One of more maligned films in the Jewish world in recent memory was Munich. Munich told the story of the aftermath of the massacre at the Munich Olympics. As everyone is well aware, Israel recruited a team of assassins to kill the members of the Black September who plotted the massacre. The movie takes a number of liberties with the facts and is designed to get across the moral difficulties inherent in such forms of retaliation.
At the end of the movie the protagonist Avner, no longer the cockeyed idealist at the start of the movie, poignantly asks his handler what was gained from killing these men; after all they were quickly replaced. To which his handler responds "why cut my fingernails? They'll only grow back."
That's what Israel is essentially doing in this war. Israel cannot wipe out Hamas. Right now there is no other group that is capable of controlling Gaza and Israel has no interest in returning to Gaza. But Hamas was getting too powerful and was shooting too many rockets into Israel. So Israel decided to weaken Hamas so it would have a short respite until the next round comes in a few years. These are the realities of the Middle East where conflicts do not lend themselves to easy solutions.

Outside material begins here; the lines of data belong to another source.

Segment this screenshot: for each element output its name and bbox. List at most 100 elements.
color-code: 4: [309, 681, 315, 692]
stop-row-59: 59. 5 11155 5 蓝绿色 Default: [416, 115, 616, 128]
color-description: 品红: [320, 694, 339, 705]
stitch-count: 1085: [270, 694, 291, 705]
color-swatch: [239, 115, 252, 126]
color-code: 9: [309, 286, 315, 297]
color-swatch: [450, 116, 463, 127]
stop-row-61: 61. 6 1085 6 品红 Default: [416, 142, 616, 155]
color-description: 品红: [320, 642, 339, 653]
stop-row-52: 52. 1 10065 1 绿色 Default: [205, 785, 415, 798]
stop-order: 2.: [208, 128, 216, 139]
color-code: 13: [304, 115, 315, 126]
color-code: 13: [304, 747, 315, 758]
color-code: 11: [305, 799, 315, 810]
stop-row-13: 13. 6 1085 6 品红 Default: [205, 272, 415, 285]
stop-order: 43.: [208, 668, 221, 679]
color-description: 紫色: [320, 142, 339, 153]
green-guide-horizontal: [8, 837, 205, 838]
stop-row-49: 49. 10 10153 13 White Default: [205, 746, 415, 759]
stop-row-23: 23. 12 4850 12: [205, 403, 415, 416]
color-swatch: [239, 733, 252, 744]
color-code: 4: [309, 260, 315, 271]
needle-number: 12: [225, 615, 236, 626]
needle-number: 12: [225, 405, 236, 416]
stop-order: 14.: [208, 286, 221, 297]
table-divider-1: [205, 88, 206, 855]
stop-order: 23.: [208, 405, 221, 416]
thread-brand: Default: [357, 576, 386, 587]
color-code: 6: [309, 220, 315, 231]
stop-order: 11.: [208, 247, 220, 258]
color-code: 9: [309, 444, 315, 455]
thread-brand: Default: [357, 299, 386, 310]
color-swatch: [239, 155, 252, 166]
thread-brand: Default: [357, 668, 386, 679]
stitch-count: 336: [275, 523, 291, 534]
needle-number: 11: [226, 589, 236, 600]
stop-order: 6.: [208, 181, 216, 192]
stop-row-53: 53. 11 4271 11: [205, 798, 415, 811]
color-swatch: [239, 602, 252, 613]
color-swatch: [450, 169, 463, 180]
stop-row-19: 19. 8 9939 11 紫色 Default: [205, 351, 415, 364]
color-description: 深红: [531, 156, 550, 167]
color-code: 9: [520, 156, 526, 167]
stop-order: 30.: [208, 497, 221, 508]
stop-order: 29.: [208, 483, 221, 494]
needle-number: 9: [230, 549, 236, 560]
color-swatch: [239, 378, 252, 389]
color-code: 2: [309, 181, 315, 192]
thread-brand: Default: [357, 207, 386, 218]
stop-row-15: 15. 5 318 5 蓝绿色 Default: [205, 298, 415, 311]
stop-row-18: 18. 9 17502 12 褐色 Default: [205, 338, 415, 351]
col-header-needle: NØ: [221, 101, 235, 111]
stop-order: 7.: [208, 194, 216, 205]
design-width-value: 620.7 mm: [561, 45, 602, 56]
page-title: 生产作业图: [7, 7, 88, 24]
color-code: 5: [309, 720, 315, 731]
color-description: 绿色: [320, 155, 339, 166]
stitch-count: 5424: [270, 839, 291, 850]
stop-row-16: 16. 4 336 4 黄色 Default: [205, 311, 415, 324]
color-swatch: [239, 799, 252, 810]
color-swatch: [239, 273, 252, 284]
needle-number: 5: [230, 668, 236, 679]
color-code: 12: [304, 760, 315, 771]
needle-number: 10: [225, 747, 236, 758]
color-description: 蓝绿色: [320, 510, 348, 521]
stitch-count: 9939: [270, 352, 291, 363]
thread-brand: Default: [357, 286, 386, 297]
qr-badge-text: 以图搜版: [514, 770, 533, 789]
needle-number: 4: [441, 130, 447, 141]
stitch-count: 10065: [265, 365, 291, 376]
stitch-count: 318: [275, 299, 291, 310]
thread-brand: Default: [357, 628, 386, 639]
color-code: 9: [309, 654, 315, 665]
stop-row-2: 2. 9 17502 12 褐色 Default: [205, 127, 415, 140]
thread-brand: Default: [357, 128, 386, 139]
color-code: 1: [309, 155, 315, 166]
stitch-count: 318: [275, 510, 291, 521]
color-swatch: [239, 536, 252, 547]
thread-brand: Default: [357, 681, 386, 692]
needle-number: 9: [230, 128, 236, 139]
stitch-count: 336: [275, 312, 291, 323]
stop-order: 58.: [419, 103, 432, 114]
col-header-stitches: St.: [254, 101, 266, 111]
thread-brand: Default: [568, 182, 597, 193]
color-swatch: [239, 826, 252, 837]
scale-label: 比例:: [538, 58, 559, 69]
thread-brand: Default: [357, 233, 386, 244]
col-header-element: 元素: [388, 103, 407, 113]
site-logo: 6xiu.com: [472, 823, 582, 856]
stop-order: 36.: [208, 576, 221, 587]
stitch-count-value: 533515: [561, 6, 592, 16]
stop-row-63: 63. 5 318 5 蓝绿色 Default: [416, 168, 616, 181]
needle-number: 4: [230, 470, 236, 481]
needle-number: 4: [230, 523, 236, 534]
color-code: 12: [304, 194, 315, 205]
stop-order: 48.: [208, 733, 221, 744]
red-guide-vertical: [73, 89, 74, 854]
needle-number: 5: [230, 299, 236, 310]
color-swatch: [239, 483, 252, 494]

That said, I don't understand what Israel intends to gain by launching this ground incursion. The loss of life and suffering on both sides (but especially in Gaza) that resulted from the ground operation cannot be justified if the sole gain is to weaken Hamas. Hamas was already greatly weakened by Israel's aerial campaign, and it seems to me that the utility of the ground campaign is outweighed by the substantial human cost. But I guess other people could have a different calculus.